I know I know, you paleo fans are probably thinking, “Paleo piecaken!?! That’s just not right!” And it probably isn’t, but I did it anyways.
Roger’s birthday (his actual one, not his half Birthday or Billionth second birthday which we also celebrated this past year) was at the beginning of January. So, realizing that if I made an regular piecaken I would destroy us both (the side effects of eating gluten and too much sugar are not fun anymore) I decided to make it paleo instead.
Apple pie, cappuccino cake & espresso buttercream Piecaken!
Lets do this….
Paleo apple pie
After searching for recipes and testing pie crusts I finally gave up and made it up myself. So here’s my Paleo apple pie recipe
For a Double Pie Crust:
1 cup cassava flour
1cup coconut flour
1 tsp Salt
2/3c + 2 tbsp of butter or palm shortening (I used butter cause that was my only option)
4-6 Tbsp of cold water or even a little more because of the absorbent coconut flour
I use a food processor but you can go either way. Combine the dry ingredients and then cut in the butter or shortening till cut into pea sized pieces. Add 4-6 tablespoons of water or until crust combines well (you have to add more water than normal due to the super absorbent coconut flour). Wrap in plastic wrap and cool in the fridge for 15 minutes. Then roll out between sheets of plastic wrap. Remove the top sheet of plastic wrap and then flip into your pie pan. I couldn’t get mine to stay together completely, so if yours cracks a bit or pieces come off just stick them back in there.
Paleo Apple Pie Filling:
3-4 green apples peeled and thinly sliced
pinch of salt
2 Tbs lemon juice
1/2 tsp vanilla extract
2 Tbsp cassava flour
4 Tbsp honey
Optional: butter to dot on the filling
Toss all the filling ingredients together in a bowl, then put into the pie crust. Dot with butter if you like. Then cover your pie with your second pie crust. Mine did have a couple of cracks in it, I just left them alone knowing that I would dump the whole thing into a cake later. 😉 Bake the pie in a preheated oven at 350 for about 30 minutes. I highly recommend covering the edge crust with foil so it doesn’t burn during the baking.

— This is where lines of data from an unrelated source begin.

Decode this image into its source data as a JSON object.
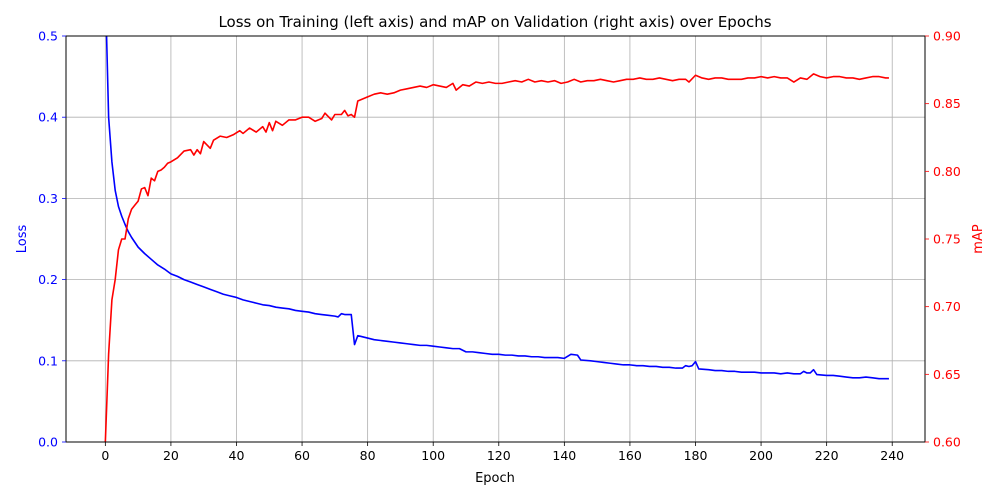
{
  "chart_data": {
    "type": "line",
    "title": "Loss on Training (left axis) and mAP on Validation (right axis) over Epochs",
    "xlabel": "Epoch",
    "ylabel_left": "Loss",
    "ylabel_right": "mAP",
    "xlim": [
      -12,
      250
    ],
    "ylim_left": [
      0,
      0.5
    ],
    "ylim_right": [
      0.6,
      0.9
    ],
    "grid": true,
    "x_ticks": [
      0,
      20,
      40,
      60,
      80,
      100,
      120,
      140,
      160,
      180,
      200,
      220,
      240
    ],
    "y_ticks_left": [
      0.0,
      0.1,
      0.2,
      0.3,
      0.4,
      0.5
    ],
    "y_ticks_right": [
      0.6,
      0.65,
      0.7,
      0.75,
      0.8,
      0.85,
      0.9
    ],
    "colors": {
      "loss": "#0000ff",
      "map": "#ff0000"
    },
    "series": [
      {
        "axis": "left",
        "color": "#0000ff",
        "points": [
          [
            0,
            0.56
          ],
          [
            1,
            0.4
          ],
          [
            2,
            0.345
          ],
          [
            3,
            0.31
          ],
          [
            4,
            0.29
          ],
          [
            5,
            0.278
          ],
          [
            6,
            0.268
          ],
          [
            7,
            0.259
          ],
          [
            8,
            0.252
          ],
          [
            9,
            0.246
          ],
          [
            10,
            0.24
          ],
          [
            12,
            0.232
          ],
          [
            14,
            0.225
          ],
          [
            16,
            0.218
          ],
          [
            18,
            0.213
          ],
          [
            20,
            0.207
          ],
          [
            22,
            0.204
          ],
          [
            24,
            0.2
          ],
          [
            26,
            0.197
          ],
          [
            28,
            0.194
          ],
          [
            30,
            0.191
          ],
          [
            32,
            0.188
          ],
          [
            34,
            0.185
          ],
          [
            36,
            0.182
          ],
          [
            38,
            0.18
          ],
          [
            40,
            0.178
          ],
          [
            42,
            0.175
          ],
          [
            44,
            0.173
          ],
          [
            46,
            0.171
          ],
          [
            48,
            0.169
          ],
          [
            50,
            0.168
          ],
          [
            52,
            0.166
          ],
          [
            54,
            0.165
          ],
          [
            56,
            0.164
          ],
          [
            58,
            0.162
          ],
          [
            60,
            0.161
          ],
          [
            62,
            0.16
          ],
          [
            64,
            0.158
          ],
          [
            66,
            0.157
          ],
          [
            68,
            0.156
          ],
          [
            70,
            0.155
          ],
          [
            71,
            0.154
          ],
          [
            72,
            0.158
          ],
          [
            73,
            0.157
          ],
          [
            74,
            0.157
          ],
          [
            75,
            0.157
          ],
          [
            76,
            0.12
          ],
          [
            77,
            0.131
          ],
          [
            78,
            0.13
          ],
          [
            80,
            0.128
          ],
          [
            82,
            0.126
          ],
          [
            84,
            0.125
          ],
          [
            86,
            0.124
          ],
          [
            88,
            0.123
          ],
          [
            90,
            0.122
          ],
          [
            92,
            0.121
          ],
          [
            94,
            0.12
          ],
          [
            96,
            0.119
          ],
          [
            98,
            0.119
          ],
          [
            100,
            0.118
          ],
          [
            102,
            0.117
          ],
          [
            104,
            0.116
          ],
          [
            106,
            0.115
          ],
          [
            108,
            0.115
          ],
          [
            110,
            0.111
          ],
          [
            112,
            0.111
          ],
          [
            114,
            0.11
          ],
          [
            116,
            0.109
          ],
          [
            118,
            0.108
          ],
          [
            120,
            0.108
          ],
          [
            122,
            0.107
          ],
          [
            124,
            0.107
          ],
          [
            126,
            0.106
          ],
          [
            128,
            0.106
          ],
          [
            130,
            0.105
          ],
          [
            132,
            0.105
          ],
          [
            134,
            0.104
          ],
          [
            136,
            0.104
          ],
          [
            138,
            0.104
          ],
          [
            140,
            0.103
          ],
          [
            142,
            0.108
          ],
          [
            144,
            0.107
          ],
          [
            145,
            0.101
          ],
          [
            148,
            0.1
          ],
          [
            150,
            0.099
          ],
          [
            152,
            0.098
          ],
          [
            154,
            0.097
          ],
          [
            156,
            0.096
          ],
          [
            158,
            0.095
          ],
          [
            160,
            0.095
          ],
          [
            162,
            0.094
          ],
          [
            164,
            0.094
          ],
          [
            166,
            0.093
          ],
          [
            168,
            0.093
          ],
          [
            170,
            0.092
          ],
          [
            172,
            0.092
          ],
          [
            174,
            0.091
          ],
          [
            176,
            0.091
          ],
          [
            177,
            0.094
          ],
          [
            178,
            0.093
          ],
          [
            179,
            0.094
          ],
          [
            180,
            0.099
          ],
          [
            181,
            0.09
          ],
          [
            184,
            0.089
          ],
          [
            186,
            0.088
          ],
          [
            188,
            0.088
          ],
          [
            190,
            0.087
          ],
          [
            192,
            0.087
          ],
          [
            194,
            0.086
          ],
          [
            196,
            0.086
          ],
          [
            198,
            0.086
          ],
          [
            200,
            0.085
          ],
          [
            202,
            0.085
          ],
          [
            204,
            0.085
          ],
          [
            206,
            0.084
          ],
          [
            208,
            0.085
          ],
          [
            210,
            0.084
          ],
          [
            212,
            0.084
          ],
          [
            213,
            0.087
          ],
          [
            214,
            0.085
          ],
          [
            215,
            0.085
          ],
          [
            216,
            0.089
          ],
          [
            217,
            0.083
          ],
          [
            220,
            0.082
          ],
          [
            222,
            0.082
          ],
          [
            224,
            0.081
          ],
          [
            226,
            0.08
          ],
          [
            228,
            0.079
          ],
          [
            230,
            0.079
          ],
          [
            232,
            0.08
          ],
          [
            234,
            0.079
          ],
          [
            236,
            0.078
          ],
          [
            238,
            0.078
          ],
          [
            239,
            0.078
          ]
        ]
      },
      {
        "axis": "right",
        "color": "#ff0000",
        "points": [
          [
            0,
            0.6
          ],
          [
            1,
            0.665
          ],
          [
            2,
            0.705
          ],
          [
            3,
            0.72
          ],
          [
            4,
            0.742
          ],
          [
            5,
            0.75
          ],
          [
            6,
            0.75
          ],
          [
            7,
            0.765
          ],
          [
            8,
            0.772
          ],
          [
            9,
            0.775
          ],
          [
            10,
            0.778
          ],
          [
            11,
            0.787
          ],
          [
            12,
            0.788
          ],
          [
            13,
            0.782
          ],
          [
            14,
            0.795
          ],
          [
            15,
            0.793
          ],
          [
            16,
            0.8
          ],
          [
            17,
            0.801
          ],
          [
            18,
            0.803
          ],
          [
            19,
            0.806
          ],
          [
            20,
            0.807
          ],
          [
            22,
            0.81
          ],
          [
            24,
            0.815
          ],
          [
            26,
            0.816
          ],
          [
            27,
            0.812
          ],
          [
            28,
            0.816
          ],
          [
            29,
            0.813
          ],
          [
            30,
            0.822
          ],
          [
            32,
            0.817
          ],
          [
            33,
            0.823
          ],
          [
            35,
            0.826
          ],
          [
            37,
            0.825
          ],
          [
            39,
            0.827
          ],
          [
            41,
            0.83
          ],
          [
            42,
            0.828
          ],
          [
            44,
            0.832
          ],
          [
            46,
            0.829
          ],
          [
            48,
            0.833
          ],
          [
            49,
            0.829
          ],
          [
            50,
            0.836
          ],
          [
            51,
            0.83
          ],
          [
            52,
            0.837
          ],
          [
            54,
            0.834
          ],
          [
            56,
            0.838
          ],
          [
            58,
            0.838
          ],
          [
            60,
            0.84
          ],
          [
            62,
            0.84
          ],
          [
            64,
            0.837
          ],
          [
            66,
            0.839
          ],
          [
            67,
            0.843
          ],
          [
            69,
            0.838
          ],
          [
            70,
            0.842
          ],
          [
            72,
            0.842
          ],
          [
            73,
            0.845
          ],
          [
            74,
            0.841
          ],
          [
            75,
            0.842
          ],
          [
            76,
            0.84
          ],
          [
            77,
            0.852
          ],
          [
            78,
            0.853
          ],
          [
            80,
            0.855
          ],
          [
            82,
            0.857
          ],
          [
            84,
            0.858
          ],
          [
            86,
            0.857
          ],
          [
            88,
            0.858
          ],
          [
            90,
            0.86
          ],
          [
            92,
            0.861
          ],
          [
            94,
            0.862
          ],
          [
            96,
            0.863
          ],
          [
            98,
            0.862
          ],
          [
            100,
            0.864
          ],
          [
            102,
            0.863
          ],
          [
            104,
            0.862
          ],
          [
            106,
            0.865
          ],
          [
            107,
            0.86
          ],
          [
            109,
            0.864
          ],
          [
            111,
            0.863
          ],
          [
            113,
            0.866
          ],
          [
            115,
            0.865
          ],
          [
            117,
            0.866
          ],
          [
            119,
            0.865
          ],
          [
            121,
            0.865
          ],
          [
            123,
            0.866
          ],
          [
            125,
            0.867
          ],
          [
            127,
            0.866
          ],
          [
            129,
            0.868
          ],
          [
            131,
            0.866
          ],
          [
            133,
            0.867
          ],
          [
            135,
            0.866
          ],
          [
            137,
            0.867
          ],
          [
            139,
            0.865
          ],
          [
            141,
            0.866
          ],
          [
            143,
            0.868
          ],
          [
            145,
            0.866
          ],
          [
            147,
            0.867
          ],
          [
            149,
            0.867
          ],
          [
            151,
            0.868
          ],
          [
            153,
            0.867
          ],
          [
            155,
            0.866
          ],
          [
            157,
            0.867
          ],
          [
            159,
            0.868
          ],
          [
            161,
            0.868
          ],
          [
            163,
            0.869
          ],
          [
            165,
            0.868
          ],
          [
            167,
            0.868
          ],
          [
            169,
            0.869
          ],
          [
            171,
            0.868
          ],
          [
            173,
            0.867
          ],
          [
            175,
            0.868
          ],
          [
            177,
            0.868
          ],
          [
            178,
            0.866
          ],
          [
            180,
            0.871
          ],
          [
            182,
            0.869
          ],
          [
            184,
            0.868
          ],
          [
            186,
            0.869
          ],
          [
            188,
            0.869
          ],
          [
            190,
            0.868
          ],
          [
            192,
            0.868
          ],
          [
            194,
            0.868
          ],
          [
            196,
            0.869
          ],
          [
            198,
            0.869
          ],
          [
            200,
            0.87
          ],
          [
            202,
            0.869
          ],
          [
            204,
            0.87
          ],
          [
            206,
            0.869
          ],
          [
            208,
            0.869
          ],
          [
            210,
            0.866
          ],
          [
            212,
            0.869
          ],
          [
            214,
            0.868
          ],
          [
            216,
            0.872
          ],
          [
            218,
            0.87
          ],
          [
            220,
            0.869
          ],
          [
            222,
            0.87
          ],
          [
            224,
            0.87
          ],
          [
            226,
            0.869
          ],
          [
            228,
            0.869
          ],
          [
            230,
            0.868
          ],
          [
            232,
            0.869
          ],
          [
            234,
            0.87
          ],
          [
            236,
            0.87
          ],
          [
            238,
            0.869
          ],
          [
            239,
            0.869
          ]
        ]
      }
    ]
  }
}
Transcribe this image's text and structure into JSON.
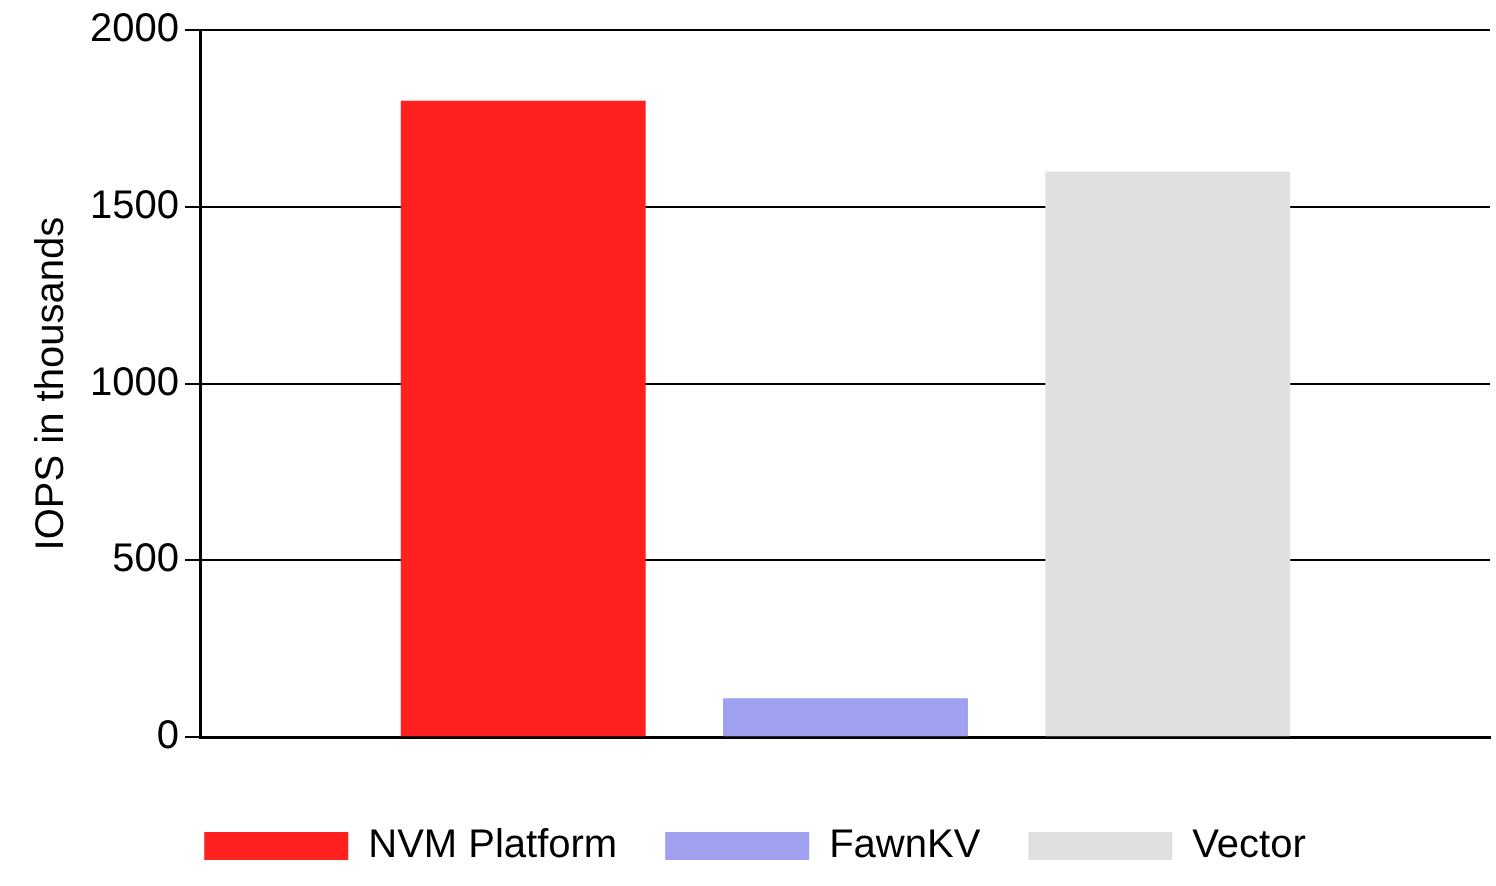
{
  "chart_data": {
    "type": "bar",
    "ylabel": "IOPS in thousands",
    "categories": [
      null
    ],
    "series": [
      {
        "name": "NVM Platform",
        "color": "#ff2020",
        "values": [
          1800
        ]
      },
      {
        "name": "FawnKV",
        "color": "#a0a0f0",
        "values": [
          110
        ]
      },
      {
        "name": "Vector",
        "color": "#e0e0e0",
        "values": [
          1600
        ]
      }
    ],
    "ylim": [
      0,
      2000
    ],
    "yticks": [
      0,
      500,
      1000,
      1500,
      2000
    ],
    "grid": "y",
    "legend": "bottom"
  }
}
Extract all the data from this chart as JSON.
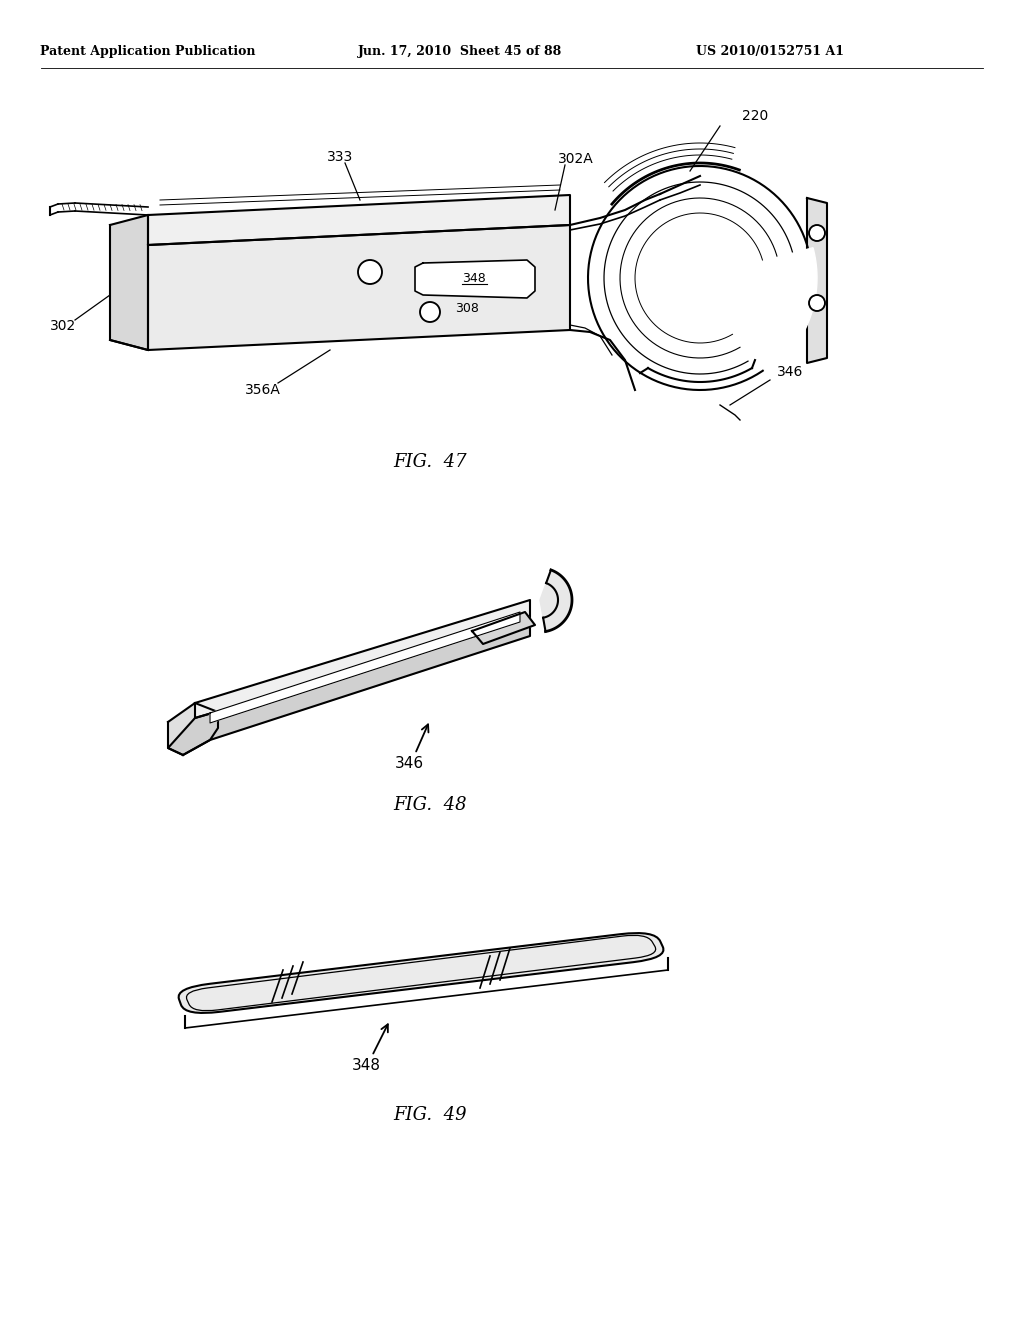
{
  "bg_color": "#ffffff",
  "header_left": "Patent Application Publication",
  "header_center": "Jun. 17, 2010  Sheet 45 of 88",
  "header_right": "US 2010/0152751 A1",
  "fig47_title": "FIG.  47",
  "fig48_title": "FIG.  48",
  "fig49_title": "FIG.  49",
  "label_302": "302",
  "label_302A": "302A",
  "label_333": "333",
  "label_220": "220",
  "label_348_inside": "348",
  "label_308": "308",
  "label_356A": "356A",
  "label_346a": "346",
  "label_346b": "346",
  "label_348b": "348",
  "lc": "#000000",
  "lw": 1.5
}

If all you wanted was an apple pie then Viola! If your up for the whole piecaken then see the rest of the recipe below.
So I always make my pie the day before so that the day of, I actually get to leave my kitchen at some point. So with your pie prepared… start making your cake.
I adapted a recipe again for size and flavor from thepaleomom.com. She was bold enough to make a fully paleo frosting as well! I just couldn’t do it this go around… maybe next time.
8 eggs at room temperature
1/3 cup melted coconut oil or ghee
1/3 cup melted unsalted butter
2/3 cup honey
1/3 cup cassava flour
1/2 cup coconut flour
1/2 tsp salt
1/2 tsp baking soda
2 tsp instant coffee
1/2 tsp vanilla extract
Either grease your 9″ springform pan for piecaken or if your just having the cake then prepare 2 8″ or 9″ cake pans. Preheat the oven to 350 degrees. Combine the instant coffee and vanilla extract and let it sit for a couple of minutes to dissolve. Then combine all ingredients including your coffee and vanilla mixture. Stir 3-4 minutes to combine thuroughly. For the piecaken, pour just enough of the cake batter to cover the bottom of the pan. Then dump in the pie (the pie is upside down in the cake pan now). Then pour the rest of the batter over the pie. Bake for 30 minutes or until cake is done in the center. Remember that when you test for doneness, don’t go too deep or you will hit your pie! Allow pie to cool then frost!
So like I said… I cheated and made regular ole buttercream frosting with powdered sugar and everything. I was already pushing it with the extremely experimental pie and cake involved in this thing and wanted something that I was sure would turn out “normal”. But now having tried it out, next time I will definitely give paleo frosting a try.
So I used this Espresso Buttercream recipe. Be sure to dissolve the coffee in the vanilla, I forgot and just added the coffee by itself and it was totally unnoticeable in the frosting. So I had to add a second round of coffee that had been dissolved in the vanilla… much better.